December 23, 2010 in Nation/World

S. Korea flashes power in drills

Military practices 20 miles from border
Foster Klug Associated Press

POCHEON, South Korea – South Korean tanks fired artillery today as the army and air force staged their largest air and ground drills of the year in a show of force a month after North Korea’s deadly shelling of a front-line island.

The drills, taking place at training grounds in mountainous Pocheon near the Koreas’ heavily fortified border, signaled South Korea’s determination to demonstrate and hone its military strength at the risk of further escalation with North Korea.

Vulcan artillery vehicles fired into a wide valley with numbers carved onto hills below as the army and air force launched the drills about 20 miles from the North Korean border.

They are the armed forces’ largest joint firing exercises this year, and the biggest-ever wintertime air and ground firing exercises, government and army officials said.

Exactly one month ago, routine South Korean live-fire drills from Yeonpyeong Island in the Yellow Sea triggered a shower of North Korean artillery that killed two marines and two construction workers. It was the first military attack on a civilian area since the 1950-53 Korean War ended in a truce.

North Korea, which claims the waters around the South Korean-held island lying just seven miles from its shores as its territory, accused the South of sparking the exchange by ignoring Pyongyang’s warnings against staging the live-fire drills near their disputed maritime border.

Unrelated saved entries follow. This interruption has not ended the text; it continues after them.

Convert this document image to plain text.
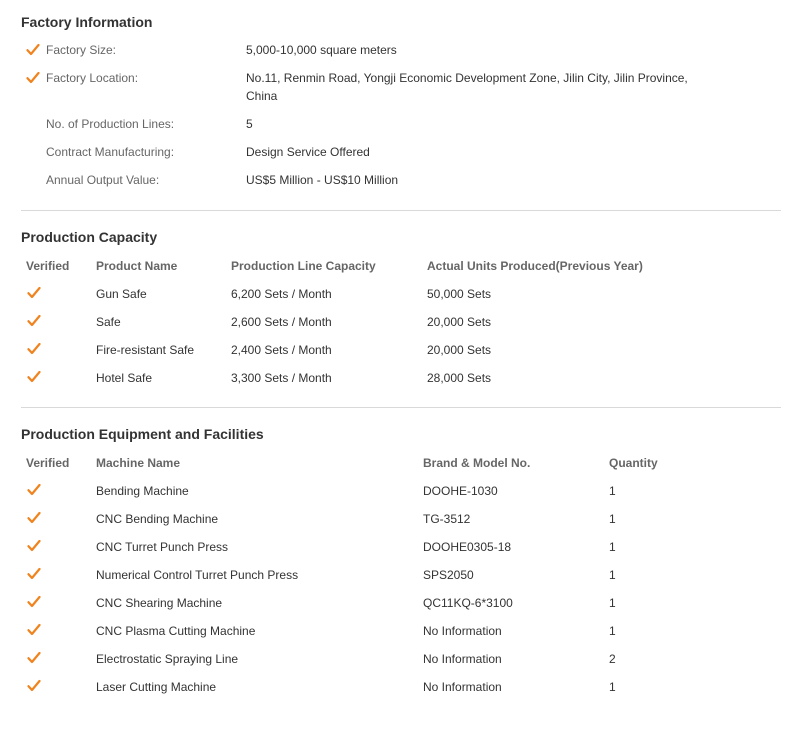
Factory Information
Factory Size:	5,000-10,000 square meters
Factory Location:	No.11, Renmin Road, Yongji Economic Development Zone, Jilin City, Jilin Province, China
No. of Production Lines:	5
Contract Manufacturing:	Design Service Offered
Annual Output Value:	US$5 Million - US$10 Million
Production Capacity
Verified Product Name	Production Line Capacity	Actual Units Produced(Previous Year)
Gun Safe	6,200 Sets / Month	50,000 Sets
Safe	2,600 Sets / Month	20,000 Sets
Fire-resistant Safe	2,400 Sets / Month	20,000 Sets
Hotel Safe	3,300 Sets / Month	28,000 Sets
Production Equipment and Facilities
Verified Machine Name	Brand & Model No.	Quantity
Bending Machine	DOOHE-1030	1
CNC Bending Machine	TG-3512	1
CNC Turret Punch Press	DOOHE0305-18	1
Numerical Control Turret Punch Press	SPS2050	1
CNC Shearing Machine	QC11KQ-6*3100	1
CNC Plasma Cutting Machine	No Information	1
Electrostatic Spraying Line	No Information	2
Laser Cutting Machine	No Information	1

Amid international concerns of all-out war on the tense Korean peninsula, South Korea has pushed ahead with military exercises over the past several weeks, including live-fire drills from Yeonpyeong Island and Monday’s land-based exercises.

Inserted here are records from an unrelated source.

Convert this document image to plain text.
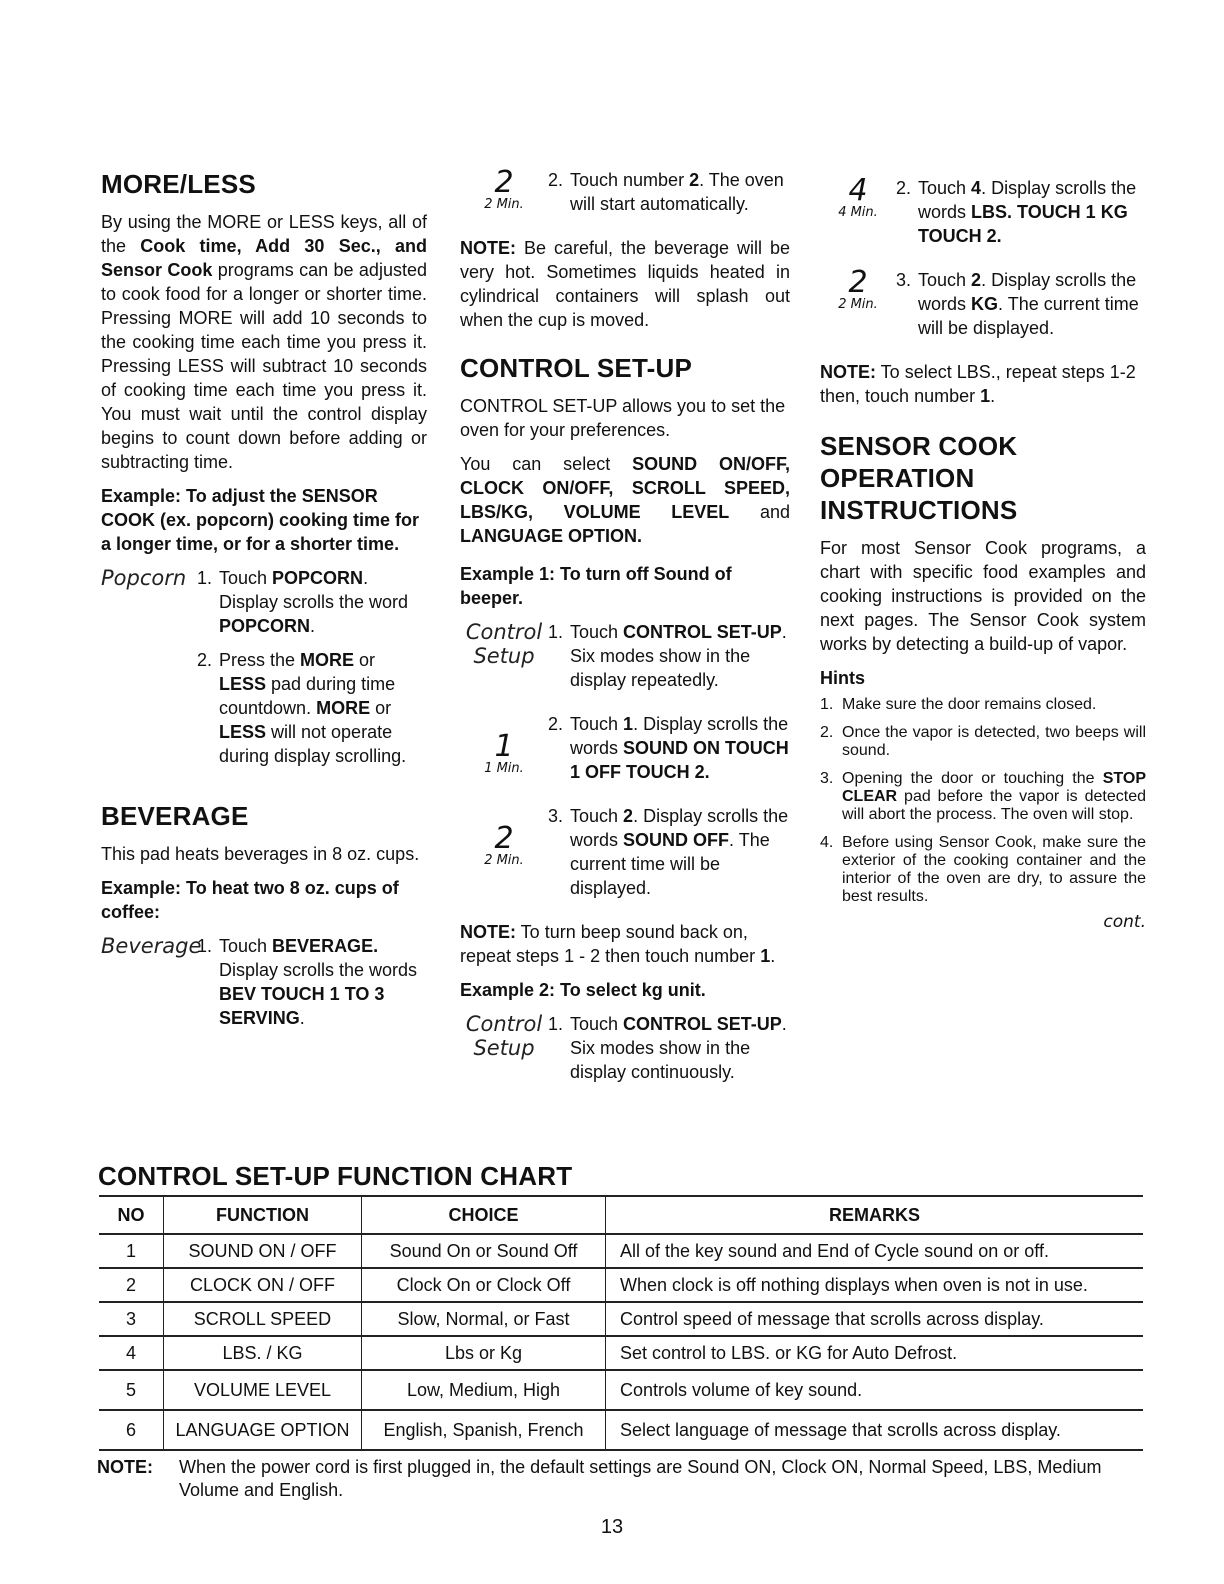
MORE/LESS

By using the MORE or LESS keys, all of the Cook time, Add 30 Sec., and Sensor Cook programs can be adjusted to cook food for a longer or shorter time. Pressing MORE will add 10 seconds to the cooking time each time you press it. Pressing LESS will subtract 10 seconds of cooking time each time you press it. You must wait until the control display begins to count down before adding or subtracting time.

Example: To adjust the SENSOR COOK (ex. popcorn) cooking time for a longer time, or for a shorter time.

Popcorn 1. Touch POPCORN. Display scrolls the word POPCORN.
2. Press the MORE or LESS pad during time countdown. MORE or LESS will not operate during display scrolling.
BEVERAGE

This pad heats beverages in 8 oz. cups.

Example: To heat two 8 oz. cups of coffee:

Beverage
1. Touch BEVERAGE. Display scrolls the words BEV TOUCH 1 TO 3 SERVING.
2
2 Min.
2. Touch number 2. The oven will start automatically.

NOTE: Be careful, the beverage will be very hot. Sometimes liquids heated in cylindrical containers will splash out when the cup is moved.

CONTROL SET-UP

CONTROL SET-UP allows you to set the oven for your preferences.

You can select SOUND ON/OFF, CLOCK ON/OFF, SCROLL SPEED, LBS/KG, VOLUME LEVEL and LANGUAGE OPTION.

Example 1: To turn off Sound of beeper.

Control
Setup
1. Touch CONTROL SET-UP. Six modes show in the display repeatedly.
1
1 Min.
2. Touch 1. Display scrolls the words SOUND ON TOUCH 1 OFF TOUCH 2.
2
2 Min.
3. Touch 2. Display scrolls the words SOUND OFF. The current time will be displayed.

NOTE: To turn beep sound back on, repeat steps 1 - 2 then touch number 1.

Example 2: To select kg unit.

Control
Setup
1. Touch CONTROL SET-UP. Six modes show in the display continuously.
4
4 Min.
2. Touch 4. Display scrolls the words LBS. TOUCH 1 KG TOUCH 2.
2
2 Min.
3. Touch 2. Display scrolls the words KG. The current time will be displayed.

NOTE: To select LBS., repeat steps 1-2 then, touch number 1.

SENSOR COOK
OPERATION
INSTRUCTIONS

For most Sensor Cook programs, a chart with specific food examples and cooking instructions is provided on the next pages. The Sensor Cook system works by detecting a build-up of vapor.

Hints

1. Make sure the door remains closed.
2. Once the vapor is detected, two beeps will sound.
3. Opening the door or touching the STOP CLEAR pad before the vapor is detected will abort the process. The oven will stop.
4. Before using Sensor Cook, make sure the exterior of the cooking container and the interior of the oven are dry, to assure the best results.
cont.
CONTROL SET-UP FUNCTION CHART
NO	FUNCTION	CHOICE	REMARKS
1	SOUND ON / OFF	Sound On or Sound Off	All of the key sound and End of Cycle sound on or off.
2	CLOCK ON / OFF	Clock On or Clock Off	When clock is off nothing displays when oven is not in use.
3	SCROLL SPEED	Slow, Normal, or Fast	Control speed of message that scrolls across display.
4	LBS. / KG	Lbs or Kg	Set control to LBS. or KG for Auto Defrost.
5	VOLUME LEVEL	Low, Medium, High	Controls volume of key sound.
6	LANGUAGE OPTION	English, Spanish, French	Select language of message that scrolls across display.
NOTE:	When the power cord is first plugged in, the default settings are Sound ON, Clock ON, Normal Speed, LBS, Medium Volume and English.
13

There was no immediate response from North Korea, which has shown restraint in recent days. The two Koreas remain technically at war because their 1950s conflict ended in a cease-fire, not a peace treaty.

The military tension over the past month has been the worst in more than a decade, and comes on the heels of the March sinking of a South Korean warship that Seoul blames on Pyongyang, but which North Korea denies attacking. Forty-six sailors died in that incident.